Untergullietes Farbgeschwafel

Krimi, Psychodrama, Pulp-Fiktion, Berliner Popliteratur, verdammt bad und alles gleichzeitig: Die Musiker Almut Klotz und Rev. Christian Dabeler haben mit „Aus dem Leben des Manuel Zorn“ einen misslungenen Roman geschrieben

Man hatte es überwunden geglaubt: das Ausdrücken von Gefühlen durch Farben. Kurzzeitig war diese besonders unangenehme Form der Esoterik fälschlicherweise unter dem Stichwort „Synästhesie“ in der Medienöffentlichkeit aufgetaucht, um dann glücklicherweise wieder zu verschwinden. Dass sie ausgerechnet im ersten Roman der Berliner Musikfrau Almut Klotz bis zum totalen Überdruss eingesetzt wird, ist mehr als unangenehm. Es ist erschreckend.

„Aus dem Leben des Manuel Zorn“ erzählt, wie der Titel schon verrät, aus dem Leben des Manuel Zorn. Der und sein Alter Ego Peter Winsky fühlen in Farben: „Ja, das wird gelb, wenn nicht gar türkis werden.“ Bis man jedoch kapiert, worum es in diesem Roman respektive Leben sonst noch geht, hat man schon das halbe Buch durch. Zusammen mit Reverend Christian Dabeler, seines Zeichens Organist bei Rocko Schamoni, hat Lassie-Singers-Mitbegründerin Klotz einen dermaßen konstruierten und an den Haaren herbeigezogenen Plot erfunden, dass es einem fast schon wieder Respekt einflößt.
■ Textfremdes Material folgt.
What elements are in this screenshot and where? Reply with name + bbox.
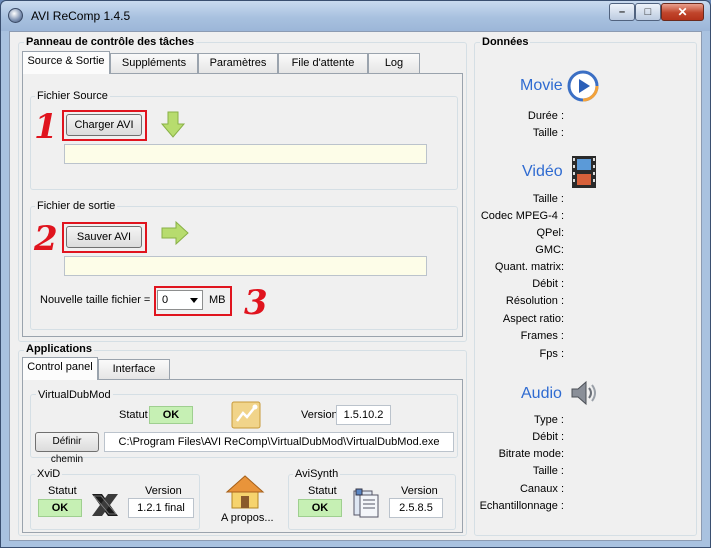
xvid-label: XviD (35, 468, 63, 480)
video-heading: Vidéo (522, 163, 563, 180)
data-panel-title: Données (480, 36, 531, 48)
vdm-path-field[interactable]: C:\Program Files\AVI ReComp\VirtualDubMo… (104, 432, 454, 452)
chevron-down-icon (190, 298, 198, 303)
avisynth-version-value: 2.5.8.5 (389, 498, 443, 518)
virtualdubmod-label: VirtualDubMod (36, 389, 113, 401)
new-size-select[interactable]: 0 (157, 290, 203, 310)
video-field-resolution: Résolution : (505, 295, 564, 307)
green-arrow-right-icon (161, 220, 189, 246)
about-link[interactable]: A propos... (221, 512, 274, 524)
annotation-2: 2 (34, 219, 58, 259)
avisynth-status-label: Statut (308, 485, 337, 497)
annotation-3: 3 (244, 283, 268, 323)
audio-field-bitrate-mode: Bitrate mode: (498, 448, 564, 460)
output-file-label: Fichier de sortie (35, 200, 118, 212)
minimize-button[interactable]: – (609, 3, 635, 21)
tab-interface[interactable]: Interface (98, 359, 170, 379)
video-field-gmc: GMC: (535, 244, 564, 256)
tab-file-attente[interactable]: File d'attente (278, 53, 368, 73)
video-field-quant-matrix: Quant. matrix: (494, 261, 564, 273)
movie-field-duration: Durée : (527, 110, 564, 122)
virtualdubmod-icon[interactable] (231, 401, 261, 429)
title-bar[interactable]: AVI ReComp 1.4.5 – □ ✕ (1, 1, 710, 31)
vdm-version-label: Version (301, 409, 338, 421)
video-field-qpel: QPel: (536, 227, 564, 239)
tab-parametres[interactable]: Paramètres (198, 53, 278, 73)
minimize-icon: – (618, 6, 626, 18)
client-area: Panneau de contrôle des tâches Source & … (9, 31, 702, 541)
vdm-status-label: Statut (119, 409, 148, 421)
close-button[interactable]: ✕ (661, 3, 704, 21)
video-field-aspect-ratio: Aspect ratio: (502, 313, 564, 325)
source-path-field[interactable] (64, 144, 427, 164)
movie-field-size: Taille : (532, 127, 564, 139)
vdm-status-badge: OK (149, 406, 193, 424)
video-field-bitrate: Débit : (532, 278, 564, 290)
video-field-fps: Fps : (539, 348, 564, 360)
load-avi-button[interactable]: Charger AVI (66, 114, 142, 136)
app-window: AVI ReComp 1.4.5 – □ ✕ Panneau de contrô… (0, 0, 711, 548)
new-size-unit: MB (209, 294, 226, 306)
save-avi-button[interactable]: Sauver AVI (66, 226, 142, 248)
window-title: AVI ReComp 1.4.5 (31, 9, 131, 23)
avisynth-status-badge: OK (298, 499, 342, 517)
house-icon[interactable] (225, 474, 265, 510)
video-field-size: Taille : (532, 193, 564, 205)
new-size-value: 0 (162, 294, 169, 306)
audio-heading: Audio (521, 385, 562, 402)
applications-title: Applications (24, 343, 95, 355)
video-field-codec: Codec MPEG-4 : (480, 210, 564, 222)
tab-log[interactable]: Log (368, 53, 420, 73)
tab-source-sortie[interactable]: Source & Sortie (22, 51, 110, 74)
set-path-button[interactable]: Définir chemin (35, 432, 99, 465)
new-size-label: Nouvelle taille fichier = (40, 294, 151, 306)
app-icon[interactable] (8, 8, 23, 23)
audio-field-size: Taille : (532, 465, 564, 477)
avisynth-version-label: Version (401, 485, 438, 497)
audio-field-sampling: Echantillonnage : (479, 500, 564, 512)
source-file-label: Fichier Source (35, 90, 110, 102)
annotation-1: 1 (34, 107, 58, 147)
audio-field-bitrate: Débit : (532, 431, 564, 443)
film-icon (572, 156, 596, 188)
applications-tabs: Control panel Interface (22, 357, 222, 380)
xvid-status-badge: OK (38, 499, 82, 517)
close-icon: ✕ (677, 5, 688, 19)
audio-field-type: Type : (534, 414, 564, 426)
maximize-icon: □ (644, 6, 652, 18)
avisynth-icon (353, 488, 379, 518)
audio-field-channels: Canaux : (519, 483, 564, 495)
green-arrow-down-icon (160, 111, 186, 138)
xvid-icon (92, 494, 118, 516)
maximize-button[interactable]: □ (635, 3, 661, 21)
task-tabs: Source & Sortie Suppléments Paramètres F… (22, 51, 462, 74)
video-field-frames: Frames : (520, 330, 564, 342)
xvid-status-label: Statut (48, 485, 77, 497)
task-panel-title: Panneau de contrôle des tâches (24, 36, 197, 48)
xvid-version-value: 1.2.1 final (128, 498, 194, 518)
speaker-icon (571, 380, 596, 406)
tab-supplements[interactable]: Suppléments (110, 53, 198, 73)
xvid-version-label: Version (145, 485, 182, 497)
play-icon (567, 70, 599, 102)
output-path-field[interactable] (64, 256, 427, 276)
avisynth-label: AviSynth (293, 468, 341, 480)
movie-heading: Movie (520, 77, 563, 94)
vdm-version-value: 1.5.10.2 (336, 405, 391, 425)
tab-control-panel[interactable]: Control panel (22, 357, 98, 380)
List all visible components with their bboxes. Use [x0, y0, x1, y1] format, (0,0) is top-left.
Die Grundidee scheint zu sein: Die ganze Doppelgängergeschichte zwischen Manuel Zorn und Peter Winsky stellt sich letztendlich als Suche nach einem Toten heraus. Also: Das Leben des Manuel Zorn gibt es gar nicht. Und das wird einem als Krimi verkauft – darüber hinaus möchte das Buch offensichtlich auch noch Psychodrama sein, Pulp-Fiktion, Berliner Popliteratur und verdammt bad. Es verfehlt jedoch jegliche dieser Intentionen. Und das liegt an dem dilettantischen Umgang seiner Autoren mit zwei für die Literatur notwendigen Instrumenten: der Sprache und der Geschichte.

Kein noch so ekliger Einfall, den Klotz und Dabeler da gehabt haben, um ihrem Buch einen spezifisch berlinerischen Arschloch-Touch zu verpassen, kommt rüber – nicht Frauen verprügeln, Türken hassen und nicht entstellte Junkies durchvögeln. Denn: Jeder wirkt auf seine Art vollkommen unmotiviert. „Manuel Zorn“ ist kein Roman, sondern ein Ausdruck emsiger Misogynie. Man muss es nicht mit Edgar Allen Poe halten, der ja bekanntlich der Meinung war, bei einer Story müsse jeder Satz auf die Pointe am Schluss hinarbeiten. Aber Beliebigkeit und Einfallschaos sind eben auch keine Basis für eine gute Geschichte.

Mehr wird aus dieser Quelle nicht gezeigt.